Updated on April 5, 2022

As part of the Standard Release process, after you set up and package a release on your shared development environment, you can deploy your application changes to your staging or production environment.

This Standard Release process applies to both on-premises and Pega Cloud Services environments. As a Pega Cloud Services customer, if you use this self-service process to release changes to your application, you are responsible for those changes.

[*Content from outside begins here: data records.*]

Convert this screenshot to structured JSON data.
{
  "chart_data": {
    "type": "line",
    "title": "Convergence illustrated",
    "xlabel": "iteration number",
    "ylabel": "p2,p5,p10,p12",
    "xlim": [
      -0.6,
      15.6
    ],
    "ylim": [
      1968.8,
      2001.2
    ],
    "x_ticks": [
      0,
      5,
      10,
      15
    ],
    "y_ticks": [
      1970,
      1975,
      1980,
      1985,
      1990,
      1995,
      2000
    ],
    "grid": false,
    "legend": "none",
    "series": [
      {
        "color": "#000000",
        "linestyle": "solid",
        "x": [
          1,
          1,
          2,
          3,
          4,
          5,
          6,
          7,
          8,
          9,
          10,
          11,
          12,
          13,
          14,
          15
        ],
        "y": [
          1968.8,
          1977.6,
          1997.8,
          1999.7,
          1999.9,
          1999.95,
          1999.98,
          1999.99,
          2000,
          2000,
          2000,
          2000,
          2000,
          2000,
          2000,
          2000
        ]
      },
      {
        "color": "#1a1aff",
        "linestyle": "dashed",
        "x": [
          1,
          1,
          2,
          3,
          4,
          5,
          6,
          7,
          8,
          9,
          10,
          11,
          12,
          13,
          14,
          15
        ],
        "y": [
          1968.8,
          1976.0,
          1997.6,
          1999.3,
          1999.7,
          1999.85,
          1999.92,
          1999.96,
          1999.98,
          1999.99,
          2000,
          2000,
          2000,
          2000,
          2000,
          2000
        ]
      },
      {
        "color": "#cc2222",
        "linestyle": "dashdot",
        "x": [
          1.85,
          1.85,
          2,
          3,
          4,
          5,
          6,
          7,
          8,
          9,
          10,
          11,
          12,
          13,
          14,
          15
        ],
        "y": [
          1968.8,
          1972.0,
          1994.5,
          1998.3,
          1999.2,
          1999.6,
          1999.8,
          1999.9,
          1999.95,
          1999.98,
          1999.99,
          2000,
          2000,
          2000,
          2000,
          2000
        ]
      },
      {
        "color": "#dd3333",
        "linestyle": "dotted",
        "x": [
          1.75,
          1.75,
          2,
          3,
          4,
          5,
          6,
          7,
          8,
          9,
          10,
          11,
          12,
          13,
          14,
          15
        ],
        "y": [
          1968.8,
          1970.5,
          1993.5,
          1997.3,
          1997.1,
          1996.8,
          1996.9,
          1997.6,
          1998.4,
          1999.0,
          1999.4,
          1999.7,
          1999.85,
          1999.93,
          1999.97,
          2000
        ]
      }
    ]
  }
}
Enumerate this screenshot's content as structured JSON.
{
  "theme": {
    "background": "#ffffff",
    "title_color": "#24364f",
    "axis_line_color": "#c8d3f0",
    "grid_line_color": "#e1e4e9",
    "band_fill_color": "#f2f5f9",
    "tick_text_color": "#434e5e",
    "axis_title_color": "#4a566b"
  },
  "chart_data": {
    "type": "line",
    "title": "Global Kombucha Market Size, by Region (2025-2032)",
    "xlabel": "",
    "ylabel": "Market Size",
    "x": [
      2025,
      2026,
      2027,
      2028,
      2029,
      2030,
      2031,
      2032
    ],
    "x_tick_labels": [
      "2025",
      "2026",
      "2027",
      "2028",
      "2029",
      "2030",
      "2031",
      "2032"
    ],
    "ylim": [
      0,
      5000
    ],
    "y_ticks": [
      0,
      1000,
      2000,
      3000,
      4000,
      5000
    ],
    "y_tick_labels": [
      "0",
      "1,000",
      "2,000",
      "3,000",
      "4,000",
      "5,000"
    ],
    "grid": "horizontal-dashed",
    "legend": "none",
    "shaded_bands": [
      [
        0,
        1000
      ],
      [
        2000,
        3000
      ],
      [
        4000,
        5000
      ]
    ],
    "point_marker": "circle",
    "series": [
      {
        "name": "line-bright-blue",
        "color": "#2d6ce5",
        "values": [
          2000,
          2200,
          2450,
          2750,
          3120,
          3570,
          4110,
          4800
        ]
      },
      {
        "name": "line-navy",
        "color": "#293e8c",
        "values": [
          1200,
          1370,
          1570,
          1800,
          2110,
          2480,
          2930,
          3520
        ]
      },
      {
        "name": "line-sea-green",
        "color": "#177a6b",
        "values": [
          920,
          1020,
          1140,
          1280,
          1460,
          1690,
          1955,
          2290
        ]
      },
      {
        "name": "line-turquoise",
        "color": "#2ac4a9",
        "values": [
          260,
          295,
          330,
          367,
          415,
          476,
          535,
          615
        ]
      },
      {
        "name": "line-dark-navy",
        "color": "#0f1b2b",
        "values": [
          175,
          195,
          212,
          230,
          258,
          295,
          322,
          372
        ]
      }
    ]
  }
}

For more information, see Change management in Pega Cloud Services and Service level agreement for Pega Cloud Services.

This process involves completing the following steps:

  1. Deploying the application archives
  2. Testing the deployment
  3. Activating the release for all users

In the event of any issues, you can roll back the deployment and restore your system to a state that was previously known to be working.

Before you deploy application changes, you must know about the types of changes that you can make within a release, the release types, and the release management process to follow based on the changes you want to deploy. For example, SQL changes that remove columns from database tables or remove data types can interrupt service for users of the application. You must deploy these types of changes during scheduled downtime when users are offline. For more information, see Understanding application release changes, types, and processes.
  • Deploying the application archives

    After you create the application archives, deploy them to your target system. This process is the best way to deploy changes into your staging or production environment, control their activation, and recover from problematic deployments.

  • Testing the deployment

    After you deploy the changes, the release engineer and specified users can test the changes. For the staging environment, test the performance and the user interface, run automated tests, and do acceptance testing. For the production environment, perform validation tests.

  • Activating the release for all users

    After your Rules archive and Data archive are successfully deployed, changes are activated in various ways. Activation is the process by which a category of changes becomes usable by appropriate users of the system, if they have access.

  • Rolling back a problematic deployment

    In the event of a problematic deployment, the first goal is to prevent further issues from occurring. Then you can roll back the deployment and restore your system to a state that was previously known to be working.